Bubbled up errors should cause the chart-assignment-controller to crash
I encountered an issue where a helm chart I deployed caused an error in the k8s client-go library to get bubbled up to the chart-assignment-controller.
The controller's logs would then display the error, but not crash or restart, instead freezing and stopping deployment of all new ChartAssignments.
In my case, the log was:
"couldn't get resource list for external.metrics.k8s.io/v1beta1: Got empty response for: external.metrics.k8s.io/v1beta1"
I'm not too sure where in the controller's code the error is caught, but I think it should result in a crash, so the breakage isn't hidden.

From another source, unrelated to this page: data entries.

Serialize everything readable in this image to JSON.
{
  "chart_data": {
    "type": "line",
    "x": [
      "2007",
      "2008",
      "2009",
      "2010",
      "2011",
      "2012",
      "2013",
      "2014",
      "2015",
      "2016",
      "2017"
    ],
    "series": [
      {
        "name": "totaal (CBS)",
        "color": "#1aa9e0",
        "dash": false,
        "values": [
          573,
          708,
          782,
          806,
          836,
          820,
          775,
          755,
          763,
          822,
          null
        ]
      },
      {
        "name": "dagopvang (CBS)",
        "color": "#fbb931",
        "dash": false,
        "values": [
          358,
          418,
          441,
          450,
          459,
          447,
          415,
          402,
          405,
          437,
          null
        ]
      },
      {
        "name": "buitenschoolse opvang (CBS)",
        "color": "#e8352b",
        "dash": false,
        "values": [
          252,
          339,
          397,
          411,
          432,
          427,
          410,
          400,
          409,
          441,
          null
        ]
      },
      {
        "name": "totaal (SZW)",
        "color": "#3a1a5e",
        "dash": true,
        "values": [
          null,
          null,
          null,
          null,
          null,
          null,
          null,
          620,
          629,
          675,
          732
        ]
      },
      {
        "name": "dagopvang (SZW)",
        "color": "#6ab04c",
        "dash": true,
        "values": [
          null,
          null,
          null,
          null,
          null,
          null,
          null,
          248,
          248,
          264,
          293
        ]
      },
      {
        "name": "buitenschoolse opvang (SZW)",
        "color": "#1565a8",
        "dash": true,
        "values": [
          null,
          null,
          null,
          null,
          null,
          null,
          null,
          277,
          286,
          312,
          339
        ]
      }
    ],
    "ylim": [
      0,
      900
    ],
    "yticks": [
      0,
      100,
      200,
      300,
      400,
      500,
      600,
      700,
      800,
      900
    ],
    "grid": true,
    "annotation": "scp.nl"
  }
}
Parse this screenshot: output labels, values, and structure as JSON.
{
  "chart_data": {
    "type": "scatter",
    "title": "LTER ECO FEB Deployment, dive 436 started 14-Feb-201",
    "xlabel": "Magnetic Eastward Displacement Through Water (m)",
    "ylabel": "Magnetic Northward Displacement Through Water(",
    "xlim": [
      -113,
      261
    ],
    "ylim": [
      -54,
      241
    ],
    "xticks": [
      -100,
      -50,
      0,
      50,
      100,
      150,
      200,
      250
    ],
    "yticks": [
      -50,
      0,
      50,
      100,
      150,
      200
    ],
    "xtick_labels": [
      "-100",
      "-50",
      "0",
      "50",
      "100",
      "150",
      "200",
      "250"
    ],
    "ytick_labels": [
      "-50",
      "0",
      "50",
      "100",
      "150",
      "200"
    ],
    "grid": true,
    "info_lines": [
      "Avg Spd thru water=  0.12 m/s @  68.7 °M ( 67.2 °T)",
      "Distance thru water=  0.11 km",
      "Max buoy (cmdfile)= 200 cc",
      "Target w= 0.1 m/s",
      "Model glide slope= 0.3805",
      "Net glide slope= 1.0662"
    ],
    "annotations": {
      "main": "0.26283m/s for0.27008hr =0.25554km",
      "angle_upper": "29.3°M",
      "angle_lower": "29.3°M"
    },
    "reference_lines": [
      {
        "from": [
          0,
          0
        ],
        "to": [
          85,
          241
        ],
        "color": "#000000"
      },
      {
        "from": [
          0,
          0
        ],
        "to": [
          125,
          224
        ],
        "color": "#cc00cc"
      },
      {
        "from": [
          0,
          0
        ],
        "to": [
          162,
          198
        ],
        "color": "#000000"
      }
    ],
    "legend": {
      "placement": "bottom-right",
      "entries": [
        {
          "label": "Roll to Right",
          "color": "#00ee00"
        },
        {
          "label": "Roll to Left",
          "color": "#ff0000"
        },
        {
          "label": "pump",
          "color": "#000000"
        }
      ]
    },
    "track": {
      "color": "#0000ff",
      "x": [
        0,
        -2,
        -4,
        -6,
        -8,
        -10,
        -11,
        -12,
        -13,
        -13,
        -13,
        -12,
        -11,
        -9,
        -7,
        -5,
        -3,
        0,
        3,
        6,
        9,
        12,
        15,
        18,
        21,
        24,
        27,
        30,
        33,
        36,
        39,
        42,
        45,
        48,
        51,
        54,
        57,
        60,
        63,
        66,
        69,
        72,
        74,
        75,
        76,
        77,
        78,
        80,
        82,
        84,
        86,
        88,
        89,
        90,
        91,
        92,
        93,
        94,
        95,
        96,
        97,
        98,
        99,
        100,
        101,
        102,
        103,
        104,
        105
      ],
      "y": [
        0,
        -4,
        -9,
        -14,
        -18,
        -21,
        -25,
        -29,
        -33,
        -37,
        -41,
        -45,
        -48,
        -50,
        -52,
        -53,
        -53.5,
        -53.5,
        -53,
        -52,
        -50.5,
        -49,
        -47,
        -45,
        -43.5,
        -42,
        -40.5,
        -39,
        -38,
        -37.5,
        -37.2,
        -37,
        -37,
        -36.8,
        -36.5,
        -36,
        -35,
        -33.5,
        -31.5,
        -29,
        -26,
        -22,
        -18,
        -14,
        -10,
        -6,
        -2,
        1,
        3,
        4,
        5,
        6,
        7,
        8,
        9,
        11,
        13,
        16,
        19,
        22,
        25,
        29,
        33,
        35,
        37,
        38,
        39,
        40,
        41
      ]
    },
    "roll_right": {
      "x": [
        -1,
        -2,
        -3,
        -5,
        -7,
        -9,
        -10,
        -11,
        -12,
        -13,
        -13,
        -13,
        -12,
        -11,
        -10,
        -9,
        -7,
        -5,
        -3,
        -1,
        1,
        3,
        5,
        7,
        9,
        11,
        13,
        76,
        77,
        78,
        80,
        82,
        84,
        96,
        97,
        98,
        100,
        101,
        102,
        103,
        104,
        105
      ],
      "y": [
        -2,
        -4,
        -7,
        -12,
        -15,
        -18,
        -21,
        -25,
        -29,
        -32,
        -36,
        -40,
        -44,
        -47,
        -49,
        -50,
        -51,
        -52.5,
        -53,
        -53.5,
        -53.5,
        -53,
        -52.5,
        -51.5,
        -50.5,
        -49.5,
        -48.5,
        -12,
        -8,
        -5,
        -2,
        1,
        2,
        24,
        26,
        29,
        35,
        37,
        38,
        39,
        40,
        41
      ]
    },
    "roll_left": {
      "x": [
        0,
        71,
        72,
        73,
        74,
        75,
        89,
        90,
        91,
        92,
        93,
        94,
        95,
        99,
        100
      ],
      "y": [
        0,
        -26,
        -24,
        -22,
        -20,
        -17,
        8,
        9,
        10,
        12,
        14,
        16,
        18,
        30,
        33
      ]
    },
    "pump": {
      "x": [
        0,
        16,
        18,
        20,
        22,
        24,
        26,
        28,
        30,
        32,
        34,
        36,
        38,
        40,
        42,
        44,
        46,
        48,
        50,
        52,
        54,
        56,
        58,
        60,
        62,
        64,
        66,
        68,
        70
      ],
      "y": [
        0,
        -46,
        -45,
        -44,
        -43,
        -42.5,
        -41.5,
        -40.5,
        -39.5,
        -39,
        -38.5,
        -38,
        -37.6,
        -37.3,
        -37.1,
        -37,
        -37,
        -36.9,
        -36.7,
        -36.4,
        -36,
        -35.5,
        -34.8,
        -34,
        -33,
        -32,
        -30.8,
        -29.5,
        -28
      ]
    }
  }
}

Either that or it should ignore that error gracefully, but I'm not sure where the error is even bubbling up, unfortunately..
I have an inkling that it's related to the cached discovery client? https://github.com/googlecloudrobotics/core/blob/main/src/go/pkg/synk/synk.go#L80-L94
Another similar error:
{"timestamp":"2024-06-25T10:42:55.638819686Z","severity":"WARN","source":{"function":"github.com/googlecloudrobotics/core/src/go/pkg/controller/chartassignment.(*release).setFailed","file":"src/go/pkg/controller/chartassignment/release.go","line":206},"message":"chart failed (retrying)","phase":"Updating",
"Error":"set default namespaces: discover server resources: unable to retrieve the complete list of server APIs: metrics.k8s.io/v1beta1:
stale GroupVersion discovery: metrics.k8s.io/v1beta1"}
It feels like overkill to crash the process on any transient error from set default namespaces or discover server resources but if the exact form/wording of the error is changing I'm not sure what to suggest. Maybe a liveness check that fails if discover server resources fails consistently for 10s+?
tracking it across a few retries might be the best way forward for now.